Sometimes life takes you on a journey that brings you neatly back where you started, seemly immune to ‘the best laid plans’ as the poet Burns put it. This has been the case for Aisling Kelly who after years studying and working abroad, finds herself back in the premises she lived above as a child, running a café in what was for years the family pub, The Punchbowl.
Kevin and Pearl Kelly were well known in Sligo town. Kevin was proprietor of The Punchbowl, a comfortable, welcoming pub serving good food and putting on good music. Pearl was a businesswoman, running two boutiques: Kay’s on Stephen Street beside the pub, and Downtown on O’Connell Street, where McGarrigle’s is today. The family lived upstairs until Aisling was twelve and she has many happy memories of those days. She fondly recalls all four children helping out, herself and her younger sister collecting glasses while her two older brothers took on more responsible duties. The pub was always well known for music, and she remembers the Fleadh well and the excitement it brought with it.
Aisling’s life took a rather different direction and after happy schooldays in the Mercy, she studied Business and Tourism in Sligo IT. The wide world beckoned to the young graduate and along with a small group of friends she took off for the excitement of San Francisco and the west coast of the United States. They embraced the American lifestyle with gusto, in fact one of them is still there, having made it her home. Intending to stay just the summer, she ended up spending 18 happy months working in bars and enjoying the attractions – the Golden Gate Bridge, Fisherman’s Wharf and the nearby vineyards of Napa and Sonoma Valleys. In summer she loved the water sports on Lake Tahoe, especially the thrill of waterskiing. Winter brought snow on the mountains and a chance to try her hand at skiing of a different sort.

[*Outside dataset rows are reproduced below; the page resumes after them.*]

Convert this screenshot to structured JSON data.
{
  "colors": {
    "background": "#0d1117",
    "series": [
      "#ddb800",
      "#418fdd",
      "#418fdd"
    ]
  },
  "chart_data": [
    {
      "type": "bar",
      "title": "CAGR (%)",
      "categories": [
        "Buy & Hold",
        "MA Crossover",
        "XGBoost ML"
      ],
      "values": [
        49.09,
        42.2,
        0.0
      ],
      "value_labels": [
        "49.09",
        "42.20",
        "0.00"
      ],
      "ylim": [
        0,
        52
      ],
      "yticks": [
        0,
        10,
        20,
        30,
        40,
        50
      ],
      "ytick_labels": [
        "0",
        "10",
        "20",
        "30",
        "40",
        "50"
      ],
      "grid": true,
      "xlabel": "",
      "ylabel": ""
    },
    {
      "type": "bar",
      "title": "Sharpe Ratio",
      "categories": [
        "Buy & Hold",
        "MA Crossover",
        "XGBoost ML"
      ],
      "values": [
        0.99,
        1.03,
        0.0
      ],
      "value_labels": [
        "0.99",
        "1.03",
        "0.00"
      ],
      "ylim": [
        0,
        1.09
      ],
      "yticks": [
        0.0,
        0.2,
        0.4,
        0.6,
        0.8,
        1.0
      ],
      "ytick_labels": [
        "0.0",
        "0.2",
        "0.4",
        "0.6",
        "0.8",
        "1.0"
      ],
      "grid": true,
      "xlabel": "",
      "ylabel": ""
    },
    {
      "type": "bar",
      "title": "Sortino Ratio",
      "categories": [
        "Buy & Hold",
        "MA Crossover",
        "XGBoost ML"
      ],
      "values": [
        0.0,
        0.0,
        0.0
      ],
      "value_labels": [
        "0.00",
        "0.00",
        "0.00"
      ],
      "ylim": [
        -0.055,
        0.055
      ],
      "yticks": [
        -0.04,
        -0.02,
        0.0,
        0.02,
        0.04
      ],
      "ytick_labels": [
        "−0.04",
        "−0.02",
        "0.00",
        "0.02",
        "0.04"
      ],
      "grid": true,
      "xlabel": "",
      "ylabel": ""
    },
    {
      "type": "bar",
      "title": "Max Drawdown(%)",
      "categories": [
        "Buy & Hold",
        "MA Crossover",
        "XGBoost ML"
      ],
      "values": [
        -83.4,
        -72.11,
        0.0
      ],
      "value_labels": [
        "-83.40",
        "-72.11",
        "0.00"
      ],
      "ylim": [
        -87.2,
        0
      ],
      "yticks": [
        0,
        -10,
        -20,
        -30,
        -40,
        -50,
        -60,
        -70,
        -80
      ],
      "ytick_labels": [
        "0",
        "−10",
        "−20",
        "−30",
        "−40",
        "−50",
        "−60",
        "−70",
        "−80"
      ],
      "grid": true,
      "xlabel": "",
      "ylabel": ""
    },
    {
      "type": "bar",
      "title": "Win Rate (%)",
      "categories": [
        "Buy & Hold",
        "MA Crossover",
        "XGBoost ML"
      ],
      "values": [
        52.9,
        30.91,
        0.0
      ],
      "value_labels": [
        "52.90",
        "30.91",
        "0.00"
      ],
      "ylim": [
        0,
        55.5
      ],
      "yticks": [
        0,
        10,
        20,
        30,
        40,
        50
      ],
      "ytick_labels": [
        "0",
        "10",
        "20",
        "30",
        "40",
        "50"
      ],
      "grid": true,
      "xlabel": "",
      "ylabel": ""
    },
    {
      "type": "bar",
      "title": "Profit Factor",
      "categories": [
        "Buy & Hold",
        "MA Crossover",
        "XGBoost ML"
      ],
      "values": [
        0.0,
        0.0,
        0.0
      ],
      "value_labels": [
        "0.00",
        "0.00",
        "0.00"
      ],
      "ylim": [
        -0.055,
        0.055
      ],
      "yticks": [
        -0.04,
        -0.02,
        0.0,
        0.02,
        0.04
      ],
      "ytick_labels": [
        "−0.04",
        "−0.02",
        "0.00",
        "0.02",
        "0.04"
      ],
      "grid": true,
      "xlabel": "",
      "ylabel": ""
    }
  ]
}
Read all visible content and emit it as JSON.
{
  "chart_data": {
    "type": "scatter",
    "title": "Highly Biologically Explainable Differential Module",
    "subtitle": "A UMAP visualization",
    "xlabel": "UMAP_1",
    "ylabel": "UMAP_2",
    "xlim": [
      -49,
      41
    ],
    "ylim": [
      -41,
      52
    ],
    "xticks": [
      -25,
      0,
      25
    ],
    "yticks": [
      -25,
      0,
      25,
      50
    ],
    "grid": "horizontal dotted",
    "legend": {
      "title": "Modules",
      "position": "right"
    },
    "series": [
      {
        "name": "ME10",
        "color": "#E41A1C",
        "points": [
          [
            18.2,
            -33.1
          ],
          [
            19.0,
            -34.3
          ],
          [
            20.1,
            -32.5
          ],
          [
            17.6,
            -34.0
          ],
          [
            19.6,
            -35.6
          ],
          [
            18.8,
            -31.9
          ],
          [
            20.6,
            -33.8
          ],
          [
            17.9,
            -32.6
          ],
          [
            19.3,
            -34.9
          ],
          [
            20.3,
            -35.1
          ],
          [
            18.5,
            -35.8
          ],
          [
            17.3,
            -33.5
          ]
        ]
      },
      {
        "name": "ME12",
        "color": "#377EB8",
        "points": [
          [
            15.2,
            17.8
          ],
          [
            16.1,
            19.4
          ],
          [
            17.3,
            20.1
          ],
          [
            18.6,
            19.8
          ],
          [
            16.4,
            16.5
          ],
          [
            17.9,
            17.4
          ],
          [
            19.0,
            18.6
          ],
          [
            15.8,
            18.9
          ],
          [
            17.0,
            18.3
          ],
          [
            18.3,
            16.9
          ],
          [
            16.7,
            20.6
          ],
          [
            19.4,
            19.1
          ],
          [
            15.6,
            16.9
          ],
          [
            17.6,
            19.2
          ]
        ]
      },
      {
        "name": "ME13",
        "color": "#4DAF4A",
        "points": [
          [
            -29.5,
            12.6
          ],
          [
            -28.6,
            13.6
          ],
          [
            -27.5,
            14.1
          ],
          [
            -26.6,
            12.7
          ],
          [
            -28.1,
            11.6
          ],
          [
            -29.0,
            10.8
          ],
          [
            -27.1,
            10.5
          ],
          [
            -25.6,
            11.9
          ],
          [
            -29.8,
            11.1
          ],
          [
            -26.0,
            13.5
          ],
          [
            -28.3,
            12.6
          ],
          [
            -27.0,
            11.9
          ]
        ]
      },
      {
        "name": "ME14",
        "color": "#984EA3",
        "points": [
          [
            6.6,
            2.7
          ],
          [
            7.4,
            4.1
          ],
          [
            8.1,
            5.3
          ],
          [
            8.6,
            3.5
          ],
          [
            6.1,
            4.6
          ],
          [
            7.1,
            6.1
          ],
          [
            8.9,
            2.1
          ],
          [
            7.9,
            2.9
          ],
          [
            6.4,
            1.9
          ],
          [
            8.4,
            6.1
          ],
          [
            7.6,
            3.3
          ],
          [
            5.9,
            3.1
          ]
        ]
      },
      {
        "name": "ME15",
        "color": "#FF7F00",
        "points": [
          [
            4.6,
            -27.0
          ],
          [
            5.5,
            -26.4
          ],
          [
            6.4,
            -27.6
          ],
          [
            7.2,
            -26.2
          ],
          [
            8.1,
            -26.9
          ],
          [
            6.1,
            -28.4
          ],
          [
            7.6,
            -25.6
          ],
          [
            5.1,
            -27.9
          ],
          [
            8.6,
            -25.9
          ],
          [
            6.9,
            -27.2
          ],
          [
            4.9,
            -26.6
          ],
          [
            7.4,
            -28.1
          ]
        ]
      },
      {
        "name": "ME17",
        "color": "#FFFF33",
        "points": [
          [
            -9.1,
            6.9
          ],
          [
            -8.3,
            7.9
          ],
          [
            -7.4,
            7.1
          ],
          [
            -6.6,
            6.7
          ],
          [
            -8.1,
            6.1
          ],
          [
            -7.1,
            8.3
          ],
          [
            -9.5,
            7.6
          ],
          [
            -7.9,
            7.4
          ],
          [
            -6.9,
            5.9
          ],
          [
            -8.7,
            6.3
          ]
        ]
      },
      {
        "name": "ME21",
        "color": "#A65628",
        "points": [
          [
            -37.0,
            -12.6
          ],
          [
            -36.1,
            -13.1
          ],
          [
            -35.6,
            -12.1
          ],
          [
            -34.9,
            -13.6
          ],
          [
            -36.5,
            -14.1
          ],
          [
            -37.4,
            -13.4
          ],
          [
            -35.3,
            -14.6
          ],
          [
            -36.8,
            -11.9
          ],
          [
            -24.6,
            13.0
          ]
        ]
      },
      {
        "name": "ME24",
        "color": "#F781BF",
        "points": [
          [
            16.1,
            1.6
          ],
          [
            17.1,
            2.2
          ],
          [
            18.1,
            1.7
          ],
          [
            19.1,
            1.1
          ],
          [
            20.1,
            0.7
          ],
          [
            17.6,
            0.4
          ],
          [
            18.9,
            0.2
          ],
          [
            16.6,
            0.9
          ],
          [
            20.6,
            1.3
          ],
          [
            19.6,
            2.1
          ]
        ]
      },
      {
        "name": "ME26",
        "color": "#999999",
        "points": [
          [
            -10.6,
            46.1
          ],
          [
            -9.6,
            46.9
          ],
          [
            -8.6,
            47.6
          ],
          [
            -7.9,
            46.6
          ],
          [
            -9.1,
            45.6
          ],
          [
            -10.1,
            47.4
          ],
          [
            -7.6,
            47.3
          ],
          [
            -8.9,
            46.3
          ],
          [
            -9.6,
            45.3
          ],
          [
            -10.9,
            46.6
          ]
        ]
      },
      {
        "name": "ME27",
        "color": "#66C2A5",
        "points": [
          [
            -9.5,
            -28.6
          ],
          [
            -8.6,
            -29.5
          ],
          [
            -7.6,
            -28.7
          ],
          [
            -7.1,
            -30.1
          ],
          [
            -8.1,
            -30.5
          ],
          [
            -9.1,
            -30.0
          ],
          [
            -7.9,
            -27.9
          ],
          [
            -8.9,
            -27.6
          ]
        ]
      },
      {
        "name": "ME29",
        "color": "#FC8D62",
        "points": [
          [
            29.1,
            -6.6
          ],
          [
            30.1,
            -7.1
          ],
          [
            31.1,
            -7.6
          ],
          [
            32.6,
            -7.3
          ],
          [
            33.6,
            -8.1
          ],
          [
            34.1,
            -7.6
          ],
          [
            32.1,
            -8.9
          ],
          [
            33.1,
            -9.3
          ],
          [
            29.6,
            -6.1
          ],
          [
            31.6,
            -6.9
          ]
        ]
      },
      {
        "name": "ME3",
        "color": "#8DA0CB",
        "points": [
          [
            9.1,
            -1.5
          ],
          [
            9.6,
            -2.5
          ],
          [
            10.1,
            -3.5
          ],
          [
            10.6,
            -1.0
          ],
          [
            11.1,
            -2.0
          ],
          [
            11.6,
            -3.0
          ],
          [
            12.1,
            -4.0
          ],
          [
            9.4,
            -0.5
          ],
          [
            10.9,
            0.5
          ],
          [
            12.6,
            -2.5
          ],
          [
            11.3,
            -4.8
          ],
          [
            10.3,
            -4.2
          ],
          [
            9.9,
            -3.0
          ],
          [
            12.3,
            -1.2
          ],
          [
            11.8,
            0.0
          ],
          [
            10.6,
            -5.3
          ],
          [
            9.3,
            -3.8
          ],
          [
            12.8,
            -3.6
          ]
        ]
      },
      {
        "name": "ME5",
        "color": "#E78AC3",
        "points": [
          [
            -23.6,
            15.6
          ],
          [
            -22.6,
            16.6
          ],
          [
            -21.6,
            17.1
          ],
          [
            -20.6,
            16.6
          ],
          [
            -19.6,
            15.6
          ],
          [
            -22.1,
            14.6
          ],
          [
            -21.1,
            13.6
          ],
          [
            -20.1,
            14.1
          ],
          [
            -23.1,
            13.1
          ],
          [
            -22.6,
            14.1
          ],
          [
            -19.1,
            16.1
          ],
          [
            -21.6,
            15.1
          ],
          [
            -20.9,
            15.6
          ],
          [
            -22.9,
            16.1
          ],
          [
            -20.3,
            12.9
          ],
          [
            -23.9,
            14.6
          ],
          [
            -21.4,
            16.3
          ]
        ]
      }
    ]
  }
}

From there she went straight to Edinburgh to complete an Honours Degree and then back to Ireland to begin ‘real’ work. For three years she organised the famous Paul Claffey Tours for the Midwest Radio boss, getting some solid experience. This stood to her when she went to Dublin, and quickly found her niche in group travel and education. For eight years Aisling organised all sorts of bespoke educational trips for school groups. They varied from business studies to home economics which could include visiting an olive grove and learning to make pasta or pizzas.
In March 2014 the unthinkable happened: Aisling’s father Kevin died. The family has always been close and it seemed natural for Aisling to move back to Sligo to be with her mother. The pub had closed in the 1980s but the premises still belonged to the family and very soon a business idea was forming in Aisling’s mind. It turned out all those business and organisation skills were a fine apprenticeship for self employment. A busy period of planning, painting and renovation followed. Anything that could be reused or repurposed was – the chairs were painted, the tables recovered and the bar counter transformed into the café counter. That November she opened W.B.’s Coffee Houseto warm enthusiasm from the local community, and particularly from her mother.
San Francisco is surely the world coffee capital and Aisling knows a thing or two about how to serve the perfect cup. The whole team has done training to ensure that coffee culture is alive and well in Sligo. There’s a comfortable ambiance in W.B’s that’s a little bit west coast as well; artwork from local artists and a huge mural of the poet himself near the entrance.
She loves to welcome customers who remember The Punchbowl and perhaps had their first drink there, people who reminisce with fond memories of her father. He is gone but very much not forgotten. Café customers get a poignant reminder of bygone days from pictures on the walls – framed photos of Aisling as a young child with her dad, her mum outside Kay’s Boutique and a Christmas greeting card from the Punchbowl. Very fitting.